Increased values are seen in:

  1. It is raised in Inflammation, necrosis or tissue injury.
  2. Acute, noninfectious diseases like arthritis, acute rheumatic fever, and Crohn's disease.
  3. Collagen vascular diseases like lupus erythematosus and vasculitis.
  4. Acute myocardial infarction.
  5. Bacterial infections like postoperative wound infection, urinary tract infection, or tuberculosis and meningitis.
  6. Pulmonary infarction.
  7. Malignant diseases.
  8. Transplant rejection (kidney or bone marrow).
  9. Active Rheumatic disease (Rheumatoid Arthritis, Rheumatic fever).
  10. Burns complicated with infection.
  11. Infection in immunocompromised patients.
  12. Postoperative complication like a subphrenic abscess or septicemia.

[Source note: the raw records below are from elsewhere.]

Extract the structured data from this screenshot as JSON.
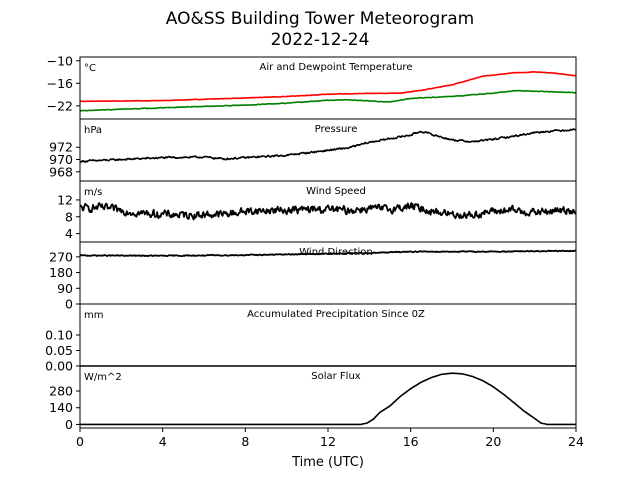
{
  "figure": {
    "title_line1": "AO&SS Building Tower Meteorogram",
    "title_line2": "2022-12-24",
    "xlabel": "Time (UTC)",
    "x_ticks": [
      "0",
      "4",
      "8",
      "12",
      "16",
      "20",
      "24"
    ]
  },
  "chart_data": [
    {
      "type": "line",
      "title": "Air and Dewpoint Temperature",
      "ylabel": "°C",
      "ylim": [
        -25.5,
        -9.0
      ],
      "yticks": [
        -10,
        -16,
        -22
      ],
      "ytick_labels": [
        "−10",
        "−16",
        "−22"
      ],
      "xlim": [
        0,
        24
      ],
      "series": [
        {
          "key": "air",
          "color": "#ff0000",
          "noise": 0.08,
          "x": [
            0,
            4,
            8,
            10,
            12,
            14,
            15.5,
            16.5,
            18,
            19.5,
            21,
            22,
            23,
            24
          ],
          "y": [
            -20.8,
            -20.6,
            -19.9,
            -19.5,
            -18.9,
            -18.7,
            -18.6,
            -17.9,
            -16.4,
            -14.1,
            -13.2,
            -13.0,
            -13.3,
            -14.0
          ]
        },
        {
          "key": "dewpoint",
          "color": "#008000",
          "noise": 0.12,
          "x": [
            0,
            4,
            8,
            10,
            12,
            13,
            15,
            16,
            18,
            20,
            21,
            22,
            24
          ],
          "y": [
            -23.3,
            -22.5,
            -21.8,
            -21.3,
            -20.5,
            -20.4,
            -21.0,
            -20.0,
            -19.5,
            -18.6,
            -18.0,
            -18.1,
            -18.5
          ]
        }
      ]
    },
    {
      "type": "line",
      "title": "Pressure",
      "ylabel": "hPa",
      "ylim": [
        966.5,
        976.6
      ],
      "yticks": [
        972,
        970,
        968
      ],
      "ytick_labels": [
        "972",
        "970",
        "968"
      ],
      "xlim": [
        0,
        24
      ],
      "series": [
        {
          "key": "pressure",
          "color": "#000000",
          "noise": 0.22,
          "x": [
            0,
            2,
            4,
            6,
            7,
            8,
            10,
            12,
            13,
            14,
            15,
            16,
            16.5,
            17,
            18,
            19,
            20,
            21,
            22,
            23,
            24
          ],
          "y": [
            969.7,
            970.0,
            970.3,
            970.4,
            970.1,
            970.3,
            970.7,
            971.5,
            971.9,
            972.8,
            973.4,
            974.0,
            974.6,
            974.1,
            973.2,
            972.9,
            973.3,
            973.8,
            974.4,
            974.7,
            974.9
          ]
        }
      ]
    },
    {
      "type": "line",
      "title": "Wind Speed",
      "ylabel": "m/s",
      "ylim": [
        2.0,
        16.5
      ],
      "yticks": [
        12,
        8,
        4
      ],
      "ytick_labels": [
        "12",
        "8",
        "4"
      ],
      "xlim": [
        0,
        24
      ],
      "series": [
        {
          "key": "wind_speed",
          "color": "#000000",
          "noise": 1.4,
          "x": [
            0,
            1,
            3,
            5,
            7,
            8,
            10,
            12,
            13,
            14,
            15,
            16,
            17,
            18,
            19,
            20,
            21,
            22,
            23,
            24
          ],
          "y": [
            10.0,
            10.2,
            8.8,
            8.4,
            8.6,
            9.3,
            9.6,
            9.8,
            9.5,
            10.0,
            9.8,
            10.5,
            9.4,
            8.6,
            8.4,
            9.3,
            9.5,
            9.0,
            9.4,
            9.6
          ]
        }
      ]
    },
    {
      "type": "line",
      "title": "Wind Direction",
      "ylabel": "",
      "ylim": [
        0,
        355
      ],
      "yticks": [
        270,
        180,
        90,
        0
      ],
      "ytick_labels": [
        "270",
        "180",
        "90",
        "0"
      ],
      "xlim": [
        0,
        24
      ],
      "series": [
        {
          "key": "wind_direction",
          "color": "#000000",
          "noise": 4,
          "x": [
            0,
            4,
            8,
            12,
            14,
            16,
            18,
            20,
            22,
            24
          ],
          "y": [
            278,
            276,
            280,
            288,
            292,
            300,
            300,
            300,
            302,
            304
          ]
        }
      ]
    },
    {
      "type": "line",
      "title": "Accumulated Precipitation Since 0Z",
      "ylabel": "mm",
      "ylim": [
        0,
        0.2
      ],
      "yticks": [
        0.1,
        0.05,
        0.0
      ],
      "ytick_labels": [
        "0.10",
        "0.05",
        "0.00"
      ],
      "xlim": [
        0,
        24
      ],
      "series": [
        {
          "key": "precipitation",
          "color": "#000000",
          "noise": 0,
          "x": [
            0,
            24
          ],
          "y": [
            0,
            0
          ]
        }
      ]
    },
    {
      "type": "line",
      "title": "Solar Flux",
      "ylabel": "W/m^2",
      "ylim": [
        -30,
        490
      ],
      "yticks": [
        280,
        140,
        0
      ],
      "ytick_labels": [
        "280",
        "140",
        "0"
      ],
      "xlim": [
        0,
        24
      ],
      "series": [
        {
          "key": "solar_flux",
          "color": "#000000",
          "noise": 0,
          "x": [
            0,
            13.6,
            13.9,
            14.2,
            14.5,
            15.0,
            15.5,
            16.0,
            16.5,
            17.0,
            17.5,
            18.0,
            18.5,
            19.0,
            19.5,
            20.0,
            20.5,
            21.0,
            21.5,
            22.0,
            22.3,
            22.6,
            24
          ],
          "y": [
            0,
            0,
            12,
            45,
            100,
            155,
            235,
            300,
            353,
            393,
            420,
            430,
            424,
            402,
            366,
            315,
            252,
            182,
            110,
            50,
            12,
            0,
            0
          ]
        }
      ]
    }
  ]
}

Decreased values are seen in:

CRP level is useful in:

  1. clinical evaluation of SLE, Leukaemia, Blast crisis and ulcerative colitis.
  2. There is a good correlation with ESR, but CRP appears and disappears earlier than changes in ESR.
  3. The level of CRP increases dramatically than others Acute phase protein. So CRP is more useful for the acute phase proteins.
  4. The quantitative test is more useful than a qualitative test.

Jones criteria for the diagnosis of Rheumatic fever:

Manifestations Signs and symptoms
Major  Polyarthritis, carditis, subcutaneous nodule, chorea, Erythema marginatum 
Minor Fever and arthralgia
Minor Raised CRP, raised ESR, evidence of group A streptococcal infection and prolonged PR interval on ECG

 Interpretation: For the diagnosis of rheumatic fever,  two major manifestations or one major and two minor manifestations are needed.